And then, my long dreaded camping trip came up.
I'm not sure why I wasn't excited. I haven't camped all that much in the past few years, but I've never had any bad experiences. I'm not sure why I was so reluctant to rent my gear, pack my bag and go.
This weekend was one of my favorite weekends I've had here so far (again, one of). I met some new people. I laughed with the people I knew. I played around with my professor's dog he brought along. I slept. I slept. I slept. I ate trail mix (with extra m&ms). I sat by the river. I looked up at the stars with my friend after we ended up walking by a growling tent as our flashlight gave out. I remembered how different sides of people can come out when they're crowded around a fire on a cold night. I looked out into the mountains that looked like green waves crashing everywhere you looked. I ran through the woods (downhill), something I forgot how much I missed. I sat under a tree and journaled and sketched the bridge that brought us back to the cars. I thought about how one year ago today I was drinking a cappuccino with a friend with the Duomo in the background and now I'm in the Ventana Wilderness in California's Carmel Valley completely content (aside from the streams of sweat pouring down my face...).

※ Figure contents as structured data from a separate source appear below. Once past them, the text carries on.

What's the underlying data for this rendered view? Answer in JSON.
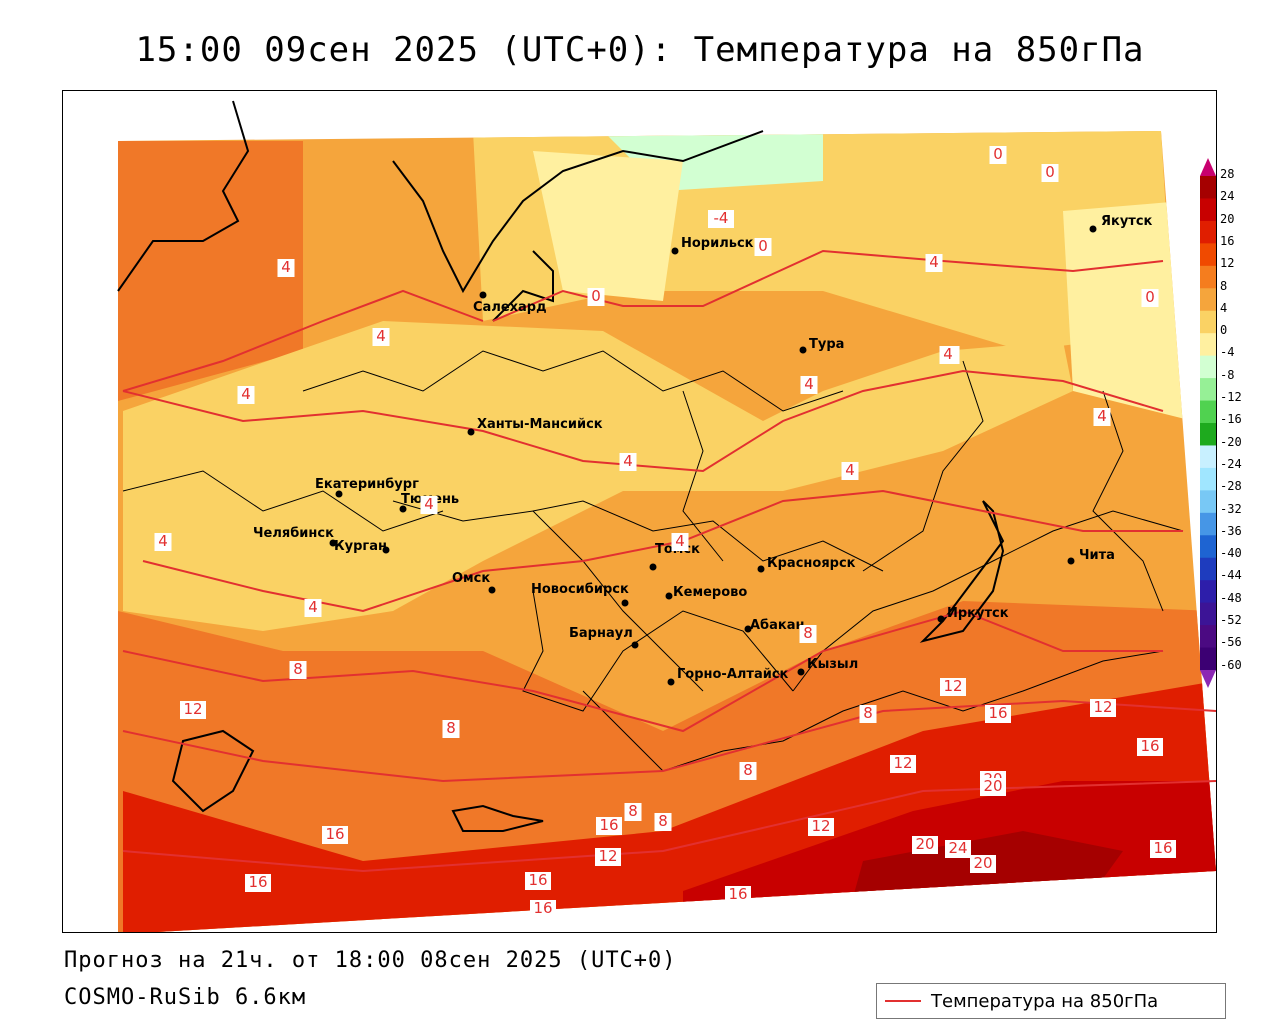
{
  "header": {
    "title": "15:00 09сен 2025 (UTC+0): Температура на 850гПа"
  },
  "footer": {
    "forecast": "Прогноз на 21ч. от 18:00 08сен 2025 (UTC+0)",
    "model": "COSMO-RuSib 6.6км"
  },
  "legend": {
    "label": "Температура на 850гПа",
    "line_color": "#e23030"
  },
  "colorbar": {
    "ticks": [
      "28",
      "24",
      "20",
      "16",
      "12",
      "8",
      "4",
      "0",
      "-4",
      "-8",
      "-12",
      "-16",
      "-20",
      "-24",
      "-28",
      "-32",
      "-36",
      "-40",
      "-44",
      "-48",
      "-52",
      "-56",
      "-60"
    ],
    "colors": [
      "#c8006e",
      "#a50000",
      "#c80000",
      "#e01e00",
      "#f04a00",
      "#f57d1e",
      "#f5a53c",
      "#fad264",
      "#fff0a0",
      "#d2ffd2",
      "#96f096",
      "#50d250",
      "#1eaa1e",
      "#c8f0ff",
      "#a0e6ff",
      "#78c8f5",
      "#4696e6",
      "#1e64d2",
      "#1e3cbe",
      "#2d1eaa",
      "#3c1496",
      "#4b0a82",
      "#3c0073",
      "#8c28b4"
    ]
  },
  "cities": [
    {
      "name": "Норильск",
      "label": "Норильск"
    },
    {
      "name": "Якутск",
      "label": "Якутск"
    },
    {
      "name": "Салехард",
      "label": "Салехард"
    },
    {
      "name": "Тура",
      "label": "Тура"
    },
    {
      "name": "Ханты-Мансийск",
      "label": "Ханты-Мансийск"
    },
    {
      "name": "Екатеринбург",
      "label": "Екатеринбург"
    },
    {
      "name": "Тюмень",
      "label": "Тюмень"
    },
    {
      "name": "Челябинск",
      "label": "Челябинск"
    },
    {
      "name": "Курган",
      "label": "Курган"
    },
    {
      "name": "Омск",
      "label": "Омск"
    },
    {
      "name": "Новосибирск",
      "label": "Новосибирск"
    },
    {
      "name": "Томск",
      "label": "Томск"
    },
    {
      "name": "Кемерово",
      "label": "Кемерово"
    },
    {
      "name": "Красноярск",
      "label": "Красноярск"
    },
    {
      "name": "Абакан",
      "label": "Абакан"
    },
    {
      "name": "Барнаул",
      "label": "Барнаул"
    },
    {
      "name": "Горно-Алтайск",
      "label": "Горно-Алтайск"
    },
    {
      "name": "Кызыл",
      "label": "Кызыл"
    },
    {
      "name": "Иркутск",
      "label": "Иркутск"
    },
    {
      "name": "Чита",
      "label": "Чита"
    }
  ],
  "isotherm_labels": [
    "0",
    "0",
    "-4",
    "0",
    "0",
    "0",
    "4",
    "4",
    "8",
    "4",
    "4",
    "4",
    "4",
    "4",
    "4",
    "4",
    "4",
    "4",
    "4",
    "4",
    "8",
    "8",
    "8",
    "8",
    "12",
    "12",
    "16",
    "12",
    "16",
    "20",
    "16",
    "20",
    "12",
    "8",
    "12",
    "16",
    "16",
    "20",
    "24",
    "20",
    "16",
    "12",
    "16",
    "16",
    "16",
    "8",
    "8"
  ]
}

I thought about how much I've seen in the past two years, grateful and lucky that I have these opportunities and that I was born and raised with drive and motivation to work and go out and see these things.
It was sad coming back to campus, but I got my clothes de-posion-oaked, my hair is soft again, my skin cleaned, my leg shaved. I realized that as long as you take one tiny thing from a trip, the smallest of things along with you, the trip was worth it. Going on a trip, enjoying yourself, then going back to the exact life you had before seems pointless. Why not just lay on the couch if you just needed a break? I for sure adapted Italian aspects of life into my everyday, and I've definitely changed since I've been here. Who knows? Maybe I would have changed in this way if I was home, but I think the atmosphere and environment played a role too.
I decided to make one pretty drastic change for the next few months and not use my cell phone on Mondays. For everyone else, that must seem impossible, but it isn't that hard for me since I don't have class now or over the summer on Mondays. I'll still use my laptop for school and work, but to put my phone away for a whole day will be a nice change I think.
I've just taken the journal entries I wrote from in the tent and from under the tree and just added them to my little leather-bound journal. I have to say, I haven't documented this trip as well as my last, but I also am not visiting exotic cities every weekend. I am adding pictures to Facebook and journaling more than I have been editing photos and blogging.
For those of you who don't know, on my first trip abroad, I bought a leather-bound notebook. I was journaling about that trip in my travel journal, something my mother gave to me when I was little that has Mickey Mouse stickers in it and scribbles how John wouldn't keep fighting with me on that long drive up to Maine. Anyway, I bought journal and wrote in the front my favorite things of the moment and then wrote out "this will be the journal I use on my big trip to Italy." I didn't know at the time I would be studying abroad since I was only 16 at the time. I figured it would be something I found decades from now and laughed at. Not only did I use the notebook, I realized I bought it in Florence of all places. Since I returned, I thought it would be nice to keep the tradition. Now, every time I go to a place, I use the journal I bought from the last place. Before I return home, I buy a journal made in the area that I was in and write in the front my favorite things and save it for my next big trip. It has been difficult to track down a journal or notebook that is made in California, but I am determined. Plus, I have all next semester. For now, I'll just enjoy where I'm at and leave the worrying for tomorrow.
Before and after:

A friend and I thinking "what did we get ourselves into?"

This isn't too bad after all :)
OH, and this is totally lame, but I'm happy I saved the last 50 pages of the last Hunger Games book to read when I got back from being in the woods for a few days, not like the experience is all that similar, just thought it was funny.